Ma chère Anne,
J’ai d’abord simplement été surpris de t’entendre dans les médias affirmer ton adhésion au manifeste du collectif de plus de 100 femmes publié par Le Monde du 10 janvier. Je me suis dit « mais que diable allait-elle faire parmi ces rombières ? » J’allais passer à autre chose mais une phrase du texte m’a arrêté. « Celles d’entre nous qui ont choisi d’avoir des enfants » ont trouvé « plus judicieux d’élever [leurs] filles » pour qu’elles soient capables de vivre « sans se laisser intimider ni culpabiliser ». Nous continuerons cependant à ignorer selon quelles bonnes maximes vous avez élevé vos garçons. Ayant été moi-même un garçon élevé par une militante féministe [1] et par la suite un père qui élève lui-même sa fille, j’ai eu envie de réagir à votre prose.

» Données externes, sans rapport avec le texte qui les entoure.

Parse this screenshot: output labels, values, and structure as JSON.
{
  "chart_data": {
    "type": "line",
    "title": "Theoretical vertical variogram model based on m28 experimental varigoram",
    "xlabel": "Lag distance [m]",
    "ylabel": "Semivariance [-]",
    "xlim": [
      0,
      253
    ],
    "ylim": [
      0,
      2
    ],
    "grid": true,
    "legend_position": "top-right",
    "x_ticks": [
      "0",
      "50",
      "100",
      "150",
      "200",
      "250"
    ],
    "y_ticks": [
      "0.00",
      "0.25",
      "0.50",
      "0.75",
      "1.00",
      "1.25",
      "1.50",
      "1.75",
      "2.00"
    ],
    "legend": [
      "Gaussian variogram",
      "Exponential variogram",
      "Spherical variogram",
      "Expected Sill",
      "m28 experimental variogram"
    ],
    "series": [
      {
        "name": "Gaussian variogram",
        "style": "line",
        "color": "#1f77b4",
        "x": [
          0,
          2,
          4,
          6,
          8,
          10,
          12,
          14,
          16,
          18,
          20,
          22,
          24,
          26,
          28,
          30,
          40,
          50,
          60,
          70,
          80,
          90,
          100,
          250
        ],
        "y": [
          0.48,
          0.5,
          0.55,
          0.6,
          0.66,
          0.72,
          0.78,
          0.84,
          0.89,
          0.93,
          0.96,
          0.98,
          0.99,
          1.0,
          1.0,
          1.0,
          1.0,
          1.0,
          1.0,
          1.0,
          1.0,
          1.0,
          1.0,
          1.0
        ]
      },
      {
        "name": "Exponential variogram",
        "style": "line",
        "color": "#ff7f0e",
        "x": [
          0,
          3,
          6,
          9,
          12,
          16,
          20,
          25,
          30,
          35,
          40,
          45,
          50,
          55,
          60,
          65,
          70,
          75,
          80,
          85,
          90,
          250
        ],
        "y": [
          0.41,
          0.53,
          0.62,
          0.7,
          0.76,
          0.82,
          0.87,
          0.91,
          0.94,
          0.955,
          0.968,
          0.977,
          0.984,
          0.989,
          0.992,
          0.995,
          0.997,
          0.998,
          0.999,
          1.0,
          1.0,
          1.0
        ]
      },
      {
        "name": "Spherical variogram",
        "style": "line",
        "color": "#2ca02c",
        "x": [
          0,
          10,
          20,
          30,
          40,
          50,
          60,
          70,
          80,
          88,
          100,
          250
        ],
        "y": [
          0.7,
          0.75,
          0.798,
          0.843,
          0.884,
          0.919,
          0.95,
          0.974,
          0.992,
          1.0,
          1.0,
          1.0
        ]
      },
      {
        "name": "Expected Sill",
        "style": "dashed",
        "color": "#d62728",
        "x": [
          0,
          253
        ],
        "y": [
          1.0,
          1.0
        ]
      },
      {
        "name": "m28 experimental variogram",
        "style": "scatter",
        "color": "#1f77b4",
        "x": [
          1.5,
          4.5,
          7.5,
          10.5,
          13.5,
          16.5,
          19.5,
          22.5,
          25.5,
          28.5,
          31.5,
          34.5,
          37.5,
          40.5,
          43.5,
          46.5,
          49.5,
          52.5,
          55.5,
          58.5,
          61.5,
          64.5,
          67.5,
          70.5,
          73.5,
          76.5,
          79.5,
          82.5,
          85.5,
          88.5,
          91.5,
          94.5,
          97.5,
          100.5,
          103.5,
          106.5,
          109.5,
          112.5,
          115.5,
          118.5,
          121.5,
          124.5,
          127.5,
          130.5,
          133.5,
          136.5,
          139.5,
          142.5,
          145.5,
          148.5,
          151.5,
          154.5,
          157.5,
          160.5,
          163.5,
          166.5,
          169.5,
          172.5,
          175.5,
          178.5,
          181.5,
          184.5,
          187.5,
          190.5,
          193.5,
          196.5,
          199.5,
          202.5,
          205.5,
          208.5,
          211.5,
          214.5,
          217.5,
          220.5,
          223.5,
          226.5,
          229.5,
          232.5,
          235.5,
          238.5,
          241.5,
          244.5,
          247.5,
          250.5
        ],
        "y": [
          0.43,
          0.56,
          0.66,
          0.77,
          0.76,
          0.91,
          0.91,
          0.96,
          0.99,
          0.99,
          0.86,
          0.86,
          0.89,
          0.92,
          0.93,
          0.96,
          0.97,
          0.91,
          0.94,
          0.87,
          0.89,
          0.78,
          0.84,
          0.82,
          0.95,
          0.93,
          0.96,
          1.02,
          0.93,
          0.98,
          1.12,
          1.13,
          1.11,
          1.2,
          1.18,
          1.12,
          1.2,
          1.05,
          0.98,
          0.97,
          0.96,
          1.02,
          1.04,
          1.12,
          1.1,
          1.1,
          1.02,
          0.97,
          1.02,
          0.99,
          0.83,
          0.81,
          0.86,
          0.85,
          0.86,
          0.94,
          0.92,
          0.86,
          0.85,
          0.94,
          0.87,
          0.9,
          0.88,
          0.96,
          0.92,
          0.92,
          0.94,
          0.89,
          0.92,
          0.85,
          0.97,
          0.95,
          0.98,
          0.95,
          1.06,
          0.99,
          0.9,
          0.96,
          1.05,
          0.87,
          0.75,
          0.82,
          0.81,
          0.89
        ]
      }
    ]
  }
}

J’ai le sentiment que l’irruption de la parole des femmes qui s’est enclenchée l’automne dernier à la suite de l’affaire Weinstein peut représenter une nouvelle étape historique du combat désormais plus que séculaire de l’émancipation féminine. Je n’emploie pas le terme « historique » par goût de l’emphase mais pour souligner le caractère nouveau d’un mouvement qui s’attaque à des dimensions jusqu’alors occultées ou banalisées de la domination masculine et de la domination hiérarchique. Comme à chaque fois, une telle remise en cause bouscule les frontières entre les trois sphères (domestique, sociétale et publique) de la vie sociale, politise sans ménagement des questions relevant du privé ou même de l’intime et met à mal de ce fait le « contrat social » implicite régulant les rapports entre les sexes.
Comme à chaque fois aussi, un tel mouvement radical emporte avec lui sa part d’exagérations (par exemple des accusations qui pourront s’avérer outrancières ou infondées) et sa part d’aberrations (par exemple les propositions de soumettre les rencontres amoureuses à des protocoles normatifs explicites et contraignants). Cela ne change rien, à mes yeux, au fait que nous avons le bonheur de voir naître un nouveau « courant chaud » (Ernst Bloch) de la lutte pour l’émancipation.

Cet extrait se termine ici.